Where the jets went is the subject of Gordon's wet blanket,
played in its West Coast premiere. Gordon was walking his son
Lev to pre-kindergarten in Lower Manhattan on 9/11, the two
experiencing first hand what happened. Lev's teacher later
recorded her charges' descriptions, such as "There was a big
boom and then there was teeny fiery coming out." In fulfilling
his commission, Gordon directed sound designer Luke DuBois to
drastically distort the kids' words; meanwhile he wrote the
extremely repetitive, astringent accompaniment for the Quartet.
Frankly, I couldn't decide what the result was most like: being
trapped alive in the ruins of the WTC and not being rescued, or
being immobilized by a flu headache while having to listen to a
neighbor's kid practice the violin over and over? The meditations
of members of the audience are not known, but the effects were
clearly visible on their bodies: squirming, fidgeting, grimacing,
and for some lucky ones, sleep.
Challenge #3: Symbolic Reconciliation
After the Gordon, the concluding section of tonal works was very
welcome, but not enough to make up for previous suffering. A
joint work by Osvaldo Golijov and Gustavo Santaolalla, sounding
every bit like the Adagietto from Mahler's Fifth Symphony, was
nice, even if it was originally written for Alejandro G. Inarritu's
stark film with a mostly blank screen, sounds of a morass of
voices, and occasional flashes of people falling to the deaths
from the WTC. Terry Riley's "One Earth, One People, One Love"
from Sun Rings took a My-Country-Tis of-Thee-like melody and
accompanied it with an intriguing film and words by Neil Armstrong
and poet Alice Walker. Although opening with Armstrong's words
a shot of the Earth as seen from space moving across and off the
screen, the rest of the film consists of Walker intoning the
title while two cylinders mounted vertically on sticks swing
back and forth at each other, but just missing each time. Are
these the two cultures, East and West? Will they collide? In
fact they do, fairly gently, and the result puts them in a
parallel orbit around one another.
A Swedish folksong arranged for Quartet, then a Finnish song by
Aulis Sallinen sung by the children of the Piedmont Choirs Concert
Choir, and finally Vladimir Martynov's The Beatitudes: all were
sweet, all were fine. The kids even brought tears to my eyes.
But none were enough. The challenges proposed by this concert
of the Kronos were stimulating, laudatory.
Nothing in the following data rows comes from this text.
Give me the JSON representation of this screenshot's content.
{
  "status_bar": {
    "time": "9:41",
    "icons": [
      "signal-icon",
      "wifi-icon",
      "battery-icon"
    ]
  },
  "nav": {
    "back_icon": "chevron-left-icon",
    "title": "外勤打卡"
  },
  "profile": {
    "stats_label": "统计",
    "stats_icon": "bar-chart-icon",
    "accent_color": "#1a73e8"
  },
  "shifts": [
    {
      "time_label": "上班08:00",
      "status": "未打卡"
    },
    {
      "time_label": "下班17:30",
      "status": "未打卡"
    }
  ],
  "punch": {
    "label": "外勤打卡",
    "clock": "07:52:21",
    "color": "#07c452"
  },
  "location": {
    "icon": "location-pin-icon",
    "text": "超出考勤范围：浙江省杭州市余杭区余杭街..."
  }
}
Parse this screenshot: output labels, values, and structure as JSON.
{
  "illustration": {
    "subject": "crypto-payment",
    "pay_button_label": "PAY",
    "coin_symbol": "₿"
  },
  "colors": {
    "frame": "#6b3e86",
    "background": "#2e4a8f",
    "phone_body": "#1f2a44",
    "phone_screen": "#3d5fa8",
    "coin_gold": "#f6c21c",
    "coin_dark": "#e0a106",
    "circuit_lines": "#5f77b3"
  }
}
There was a lot for
the mind, some for the heart, and unfortunately, a mixed, poisoned
bag for the ear. The soundtrack was not replaced, the equilibrium
was only partially achieved, the covering for the wound had a
thirty-minute hole in it. The building block from America was
made of defective concrete.
In future anniversaries, a substitute for The Sad Park should
be found, for the rest of the music, and its framework, constitutes
an impressive contribution to the art.